The next step in her plan was really the key towards mov­ing from a very clever prod­uct designed for those in need to a sus­tain­able, job cre­at­ing small social enter­prise.  She made the crit­i­cal deci­sion to hire home­less women to make the coats.  Now with seven women work­ing for her in an old mill build­ing in Detroit, the team makes one new coat every 90 min­utes, and with the ben­e­fit of donor cap­i­tal is able to run a small non-profit tex­tile pro­duc­tion busi­ness that employs the for­mer or presently home­less while pro­vid­ing a prod­uct that meets the needs of the same. 

While there is of course no guar­an­tee that The Empow­er­ment Plan will be sus­tain­able for the long haul, its very cre­ation serves as an inspi­ra­tion to young peo­ple, espe­cially uni­ver­sity stu­dents, who are look­ing for ways to cre­ate new projects and ven­tures in which they com­bine their learn­ing in social enter­prise (here at NU, an inter­dis­ci­pli­nary field of study built on a busi­ness plat­form) with their com­mit­ment to serv­ing peo­ple in need. 
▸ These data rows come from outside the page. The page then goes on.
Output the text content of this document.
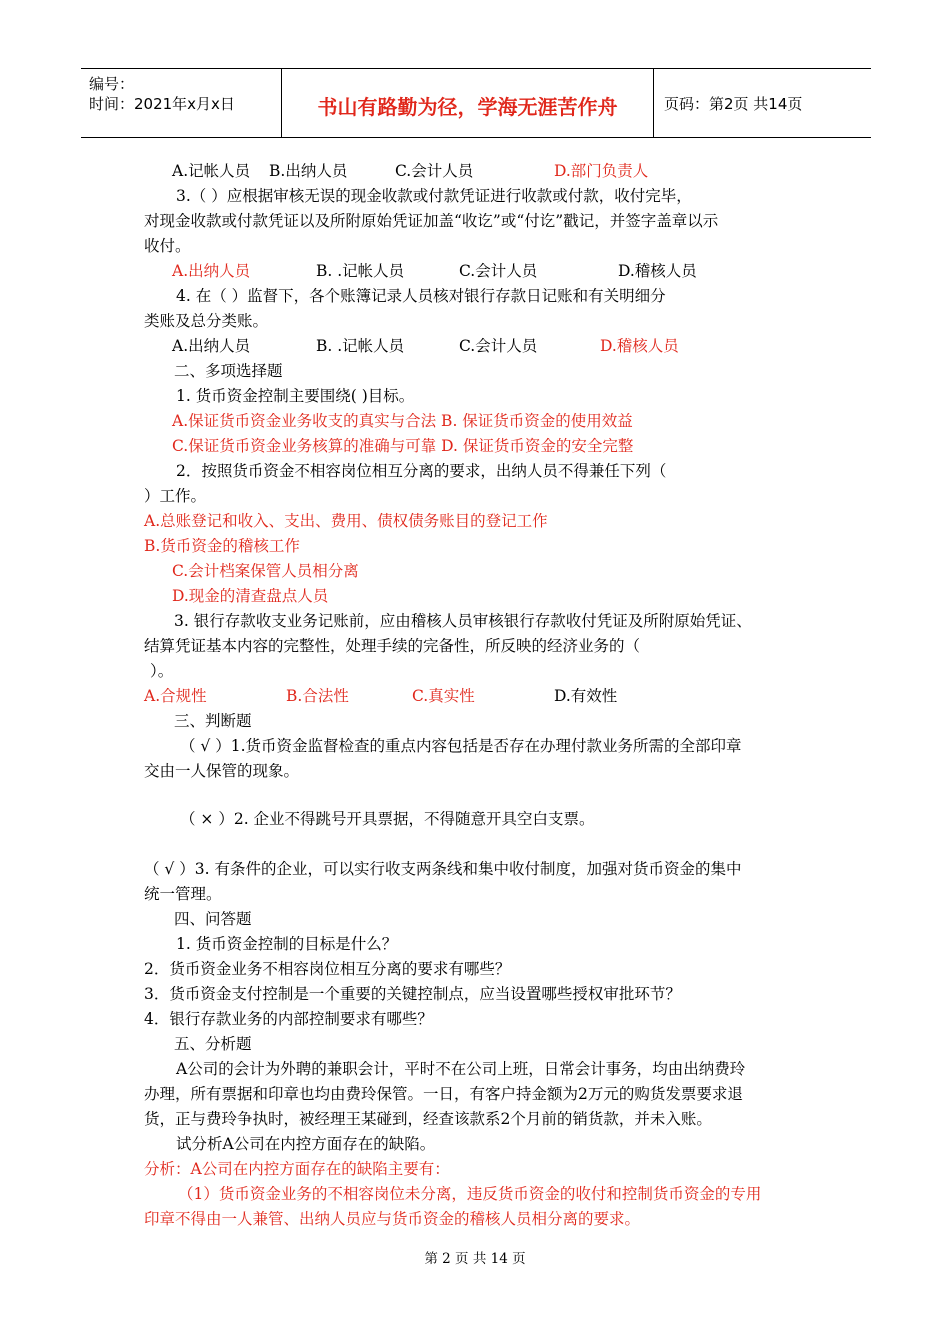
编号：
时间：2021年x月x日	书山有路勤为径，学海无涯苦作舟	页码：第2页 共14页
A.记帐人员 B.出纳人员	C.会计人员	D.部门负责人
3.（ ）应根据审核无误的现金收款或付款凭证进行收款或付款，收付完毕，
对现金收款或付款凭证以及所附原始凭证加盖“收讫”或“付讫”戳记，并签字盖章以示
收付。
A.出纳人员	B. .记帐人员	C.会计人员	D.稽核人员
4. 在（ ）监督下，各个账簿记录人员核对银行存款日记账和有关明细分
类账及总分类账。
A.出纳人员	B. .记帐人员	C.会计人员	D.稽核人员
二、多项选择题
1. 货币资金控制主要围绕( )目标。
A.保证货币资金业务收支的真实与合法 B. 保证货币资金的使用效益
C.保证货币资金业务核算的准确与可靠 D. 保证货币资金的安全完整
2．按照货币资金不相容岗位相互分离的要求，出纳人员不得兼任下列（
）工作。
A.总账登记和收入、支出、费用、债权债务账目的登记工作
B.货币资金的稽核工作
C.会计档案保管人员相分离
D.现金的清查盘点人员
3. 银行存款收支业务记账前，应由稽核人员审核银行存款收付凭证及所附原始凭证、
结算凭证基本内容的完整性，处理手续的完备性，所反映的经济业务的（
）。
A.合规性	B.合法性	C.真实性	D.有效性
三、判断题
（ √ ）1.货币资金监督检查的重点内容包括是否存在办理付款业务所需的全部印章
交由一人保管的现象。
（ × ）2. 企业不得跳号开具票据，不得随意开具空白支票。
（ √ ）3. 有条件的企业，可以实行收支两条线和集中收付制度，加强对货币资金的集中
统一管理。
四、问答题
1. 货币资金控制的目标是什么？
2．货币资金业务不相容岗位相互分离的要求有哪些？
3．货币资金支付控制是一个重要的关键控制点，应当设置哪些授权审批环节？
4．银行存款业务的内部控制要求有哪些？
五、分析题
A公司的会计为外聘的兼职会计，平时不在公司上班，日常会计事务，均由出纳费玲
办理，所有票据和印章也均由费玲保管。一日，有客户持金额为2万元的购货发票要求退
货，正与费玲争执时，被经理王某碰到，经查该款系2个月前的销货款，并未入账。
试分析A公司在内控方面存在的缺陷。
分析：A公司在内控方面存在的缺陷主要有：
（1）货币资金业务的不相容岗位未分离，违反货币资金的收付和控制货币资金的专用
印章不得由一人兼管、出纳人员应与货币资金的稽核人员相分离的要求。
第 2 页 共 14 页
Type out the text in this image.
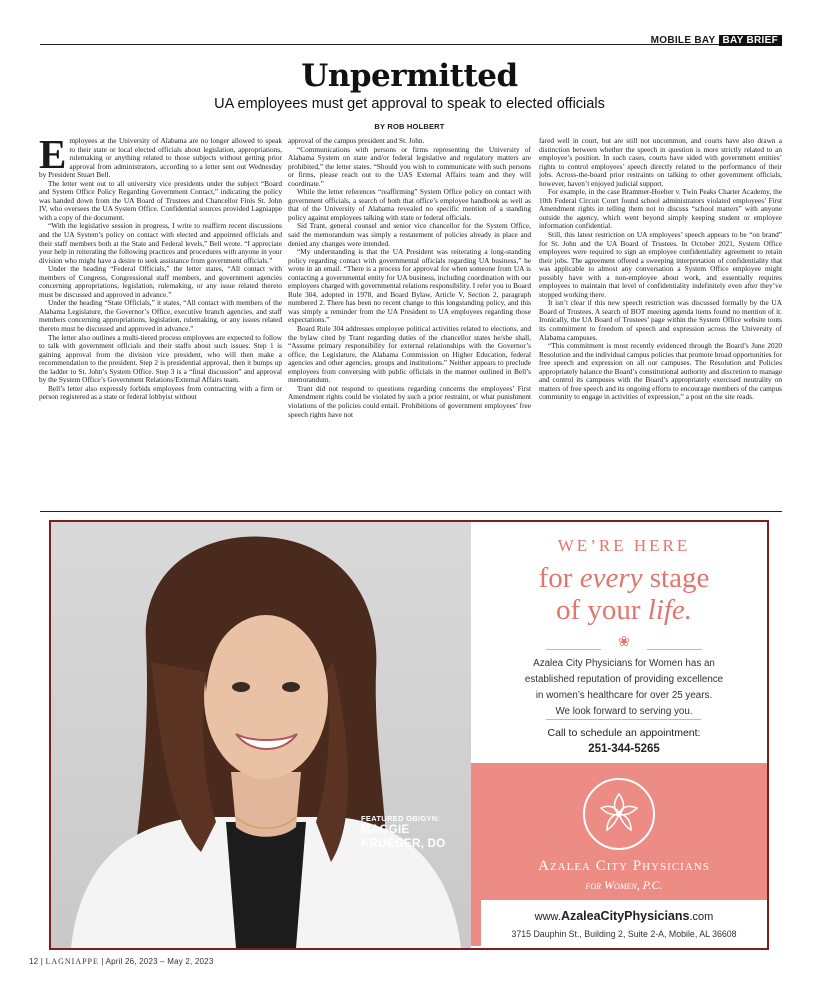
MOBILE BAY BAY BRIEF
Unpermitted
UA employees must get approval to speak to elected officials
BY ROB HOLBERT

Employees at the University of Alabama are no longer allowed to speak to their state or local elected officials about legislation, appropriations, rulemaking or anything related to those subjects without getting prior approval from administrators, according to a letter sent out Wednesday by President Stuart Bell.

The letter went out to all university vice presidents under the subject “Board and System Office Policy Regarding Government Contact,” indicating the policy was handed down from the UA Board of Trustees and Chancellor Finis St. John IV, who oversees the UA System Office. Confidential sources provided Lagniappe with a copy of the document.

“With the legislative session in progress, I write to reaffirm recent discussions and the UA System’s policy on contact with elected and appointed officials and their staff members both at the State and Federal levels,” Bell wrote. “I appreciate your help in reiterating the following practices and procedures with anyone in your division who might have a desire to seek assistance from government officials.”

Under the heading “Federal Officials,” the letter states, “All contact with members of Congress, Congressional staff members, and government agencies concerning appropriations, legislation, rulemaking, or any issue related thereto must be discussed and approved in advance.”

Under the heading “State Officials,” it states, “All contact with members of the Alabama Legislature, the Governor’s Office, executive branch agencies, and staff members concerning appropriations, legislation, rulemaking, or any issues related thereto must be discussed and approved in advance.”

The letter also outlines a multi-tiered process employees are expected to follow to talk with government officials and their staffs about such issues. Step 1 is gaining approval from the division vice president, who will then make a recommendation to the president. Step 2 is presidential approval, then it bumps up the ladder to St. John’s System Office. Step 3 is a “final discussion” and approval by the System Office’s Government Relations/External Affairs team.

Bell’s letter also expressly forbids employees from contracting with a firm or person registered as a state or federal lobbyist without

approval of the campus president and St. John.

“Communications with persons or firms representing the University of Alabama System on state and/or federal legislative and regulatory matters are prohibited,” the letter states. “Should you wish to communicate with such persons or firms, please reach out to the UAS External Affairs team and they will coordinate.”

While the letter references “reaffirming” System Office policy on contact with government officials, a search of both that office’s employee handbook as well as that of the University of Alabama revealed no specific mention of a standing policy against employees talking with state or federal officials.

Sid Trant, general counsel and senior vice chancellor for the System Office, said the memorandum was simply a restatement of policies already in place and denied any changes were intended.

“My understanding is that the UA President was reiterating a long-standing policy regarding contact with governmental officials regarding UA business,” he wrote in an email. “There is a process for approval for when someone from UA is contacting a governmental entity for UA business, including coordination with our employees charged with governmental relations responsibility. I refer you to Board Rule 304, adopted in 1978, and Board Bylaw, Article V, Section 2, paragraph numbered 2. There has been no recent change to this longstanding policy, and this was simply a reminder from the UA President to UA employees regarding those expectations.”

Board Rule 304 addresses employee political activities related to elections, and the bylaw cited by Trant regarding duties of the chancellor states he/she shall, “Assume primary responsibility for external relationships with the Governor’s office, the Legislature, the Alabama Commission on Higher Education, federal agencies and other agencies, groups and institutions.” Neither appears to preclude employees from conversing with public officials in the manner outlined in Bell’s memorandum.

Trant did not respond to questions regarding concerns the employees’ First Amendment rights could be violated by such a prior restraint, or what punishment violations of the policies could entail. Prohibitions of government employees’ free speech rights have not

fared well in court, but are still not uncommon, and courts have also drawn a distinction between whether the speech in question is more strictly related to an employee’s position. In such cases, courts have sided with government entities’ rights to control employees’ speech directly related to the performance of their jobs. Across-the-board prior restraints on talking to other government officials, however, haven’t enjoyed judicial support.

For example, in the case Brammer-Hoelter v. Twin Peaks Charter Academy, the 10th Federal Circuit Court found school administrators violated employees’ First Amendment rights in telling them not to discuss “school matters” with anyone outside the agency, which went beyond simply keeping student or employee information confidential.

Still, this latest restriction on UA employees’ speech appears to be “on brand” for St. John and the UA Board of Trustees. In October 2021, System Office employees were required to sign an employee confidentiality agreement to retain their jobs. The agreement offered a sweeping interpretation of confidentiality that was applicable to almost any conversation a System Office employee might possibly have with a non-employee about work, and essentially requires employees to maintain that level of confidentiality indefinitely even after they’ve stopped working there.

It isn’t clear if this new speech restriction was discussed formally by the UA Board of Trustees. A search of BOT meeting agenda items found no mention of it. Ironically, the UA Board of Trustees’ page within the System Office website touts its commitment to freedom of speech and expression across the University of Alabama campuses.

“This commitment is most recently evidenced through the Board’s June 2020 Resolution and the individual campus policies that promote broad opportunities for free speech and expression on all our campuses. The Resolution and Policies appropriately balance the Board’s constitutional authority and discretion to manage and control its campuses with the Board’s appropriately exercised neutrality on matters of free speech and its ongoing efforts to encourage members of the campus community to engage in activities of expression,” a post on the site reads.

WE’RE HERE
for every stage
of your life.
❀
Azalea City Physicians for Women has an
established reputation of providing excellence
in women’s healthcare for over 25 years.
We look forward to serving you.
Call to schedule an appointment:
251-344-5265
FEATURED OB/GYN:
MAGGIE
KRUEGER, DO
Azalea City Physicians
for Women, P.C.
www.AzaleaCityPhysicians.com
3715 Dauphin St., Building 2, Suite 2-A, Mobile, AL 36608
12 | LAGNIAPPE | April 26, 2023 – May 2, 2023
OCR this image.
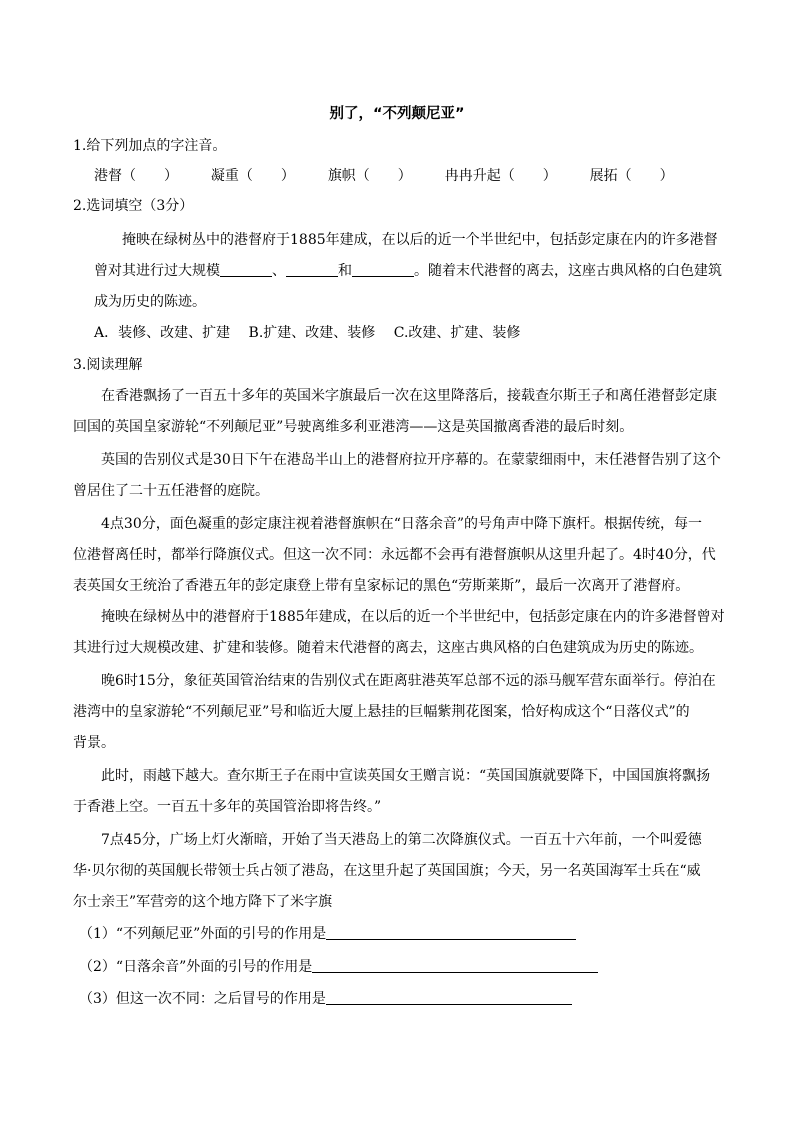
别了，“不列颠尼亚”
1.给下列加点的字注音。
港督（　　） 凝重（　　） 旗帜（　　） 冉冉升起（　　） 展拓（　　）
2.选词填空（3分）
掩映在绿树丛中的港督府于1885年建成，在以后的近一个半世纪中，包括彭定康在内的许多港督
曾对其进行过大规模	、	和	。随着末代港督的离去，这座古典风格的白色建筑
成为历史的陈迹。
A．装修、改建、扩建　 B.扩建、改建、装修　 C.改建、扩建、装修
3.阅读理解
在香港飘扬了一百五十多年的英国米字旗最后一次在这里降落后，接载查尔斯王子和离任港督彭定康
回国的英国皇家游轮“不列颠尼亚”号驶离维多利亚港湾——这是英国撤离香港的最后时刻。
英国的告别仪式是30日下午在港岛半山上的港督府拉开序幕的。在蒙蒙细雨中，末任港督告别了这个
曾居住了二十五任港督的庭院。
4点30分，面色凝重的彭定康注视着港督旗帜在“日落余音”的号角声中降下旗杆。根据传统，每一
位港督离任时，都举行降旗仪式。但这一次不同：永远都不会再有港督旗帜从这里升起了。4时40分，代
表英国女王统治了香港五年的彭定康登上带有皇家标记的黑色“劳斯莱斯”，最后一次离开了港督府。
掩映在绿树丛中的港督府于1885年建成，在以后的近一个半世纪中，包括彭定康在内的许多港督曾对
其进行过大规模改建、扩建和装修。随着末代港督的离去，这座古典风格的白色建筑成为历史的陈迹。
晚6时15分，象征英国管治结束的告别仪式在距离驻港英军总部不远的添马舰军营东面举行。停泊在
港湾中的皇家游轮“不列颠尼亚”号和临近大厦上悬挂的巨幅紫荆花图案，恰好构成这个“日落仪式”的
背景。
此时，雨越下越大。查尔斯王子在雨中宣读英国女王赠言说：“英国国旗就要降下，中国国旗将飘扬
于香港上空。一百五十多年的英国管治即将告终。”
7点45分，广场上灯火渐暗，开始了当天港岛上的第二次降旗仪式。一百五十六年前，一个叫爱德
华·贝尔彻的英国舰长带领士兵占领了港岛，在这里升起了英国国旗；今天，另一名英国海军士兵在“威
尔士亲王”军营旁的这个地方降下了米字旗
（1）“不列颠尼亚”外面的引号的作用是
（2）“日落余音”外面的引号的作用是
（3）但这一次不同：之后冒号的作用是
I won­der if the future of The Empow­er­ment Plan might include a fran­chise model, so that her work can be repli­cated in cities across the world from uni­ver­sity cam­puses in a “pre-packaged” way.  A hybrid busi­ness model that includes a for-profit cloth­ing design and pro­duc­tion com­pany could also one day com­ple­ment that non-profit ser­vice plat­form that she has built thus far, as a poten­tial path­way to long-term finan­cial sus­tain­abil­ity to com­ple­ment the com­pelling social impact already being made in part­ner­ship with the homeless. 

Uni­ver­si­ties are noth­ing if not ser­vice insti­tu­tions, and here at NU we are work­ing with stu­dents who study social enter­prise to fol­low the lead of young peo­ple like Veronika Scott.  Here’s what The Empow­er­ment Plan instructs all of us to do, but most espe­cially stu­dents and recent grad­u­ates: Apply what you’ve learned in the class­room to develop, build and grow real projects and enter­prises that serve peo­ple and com­mu­ni­ties in need and make pos­i­tive and last­ing change.  You will not only pro­vide a ser­vice to oth­ers, but one for your­self as well, as you see and feel at a young age what it is to strug­gle, to find and seize oppor­tu­nity, and to over­come life’s chal­lenges through hard work and pas­sion­ate com­mit­ment to a wor­thy goal.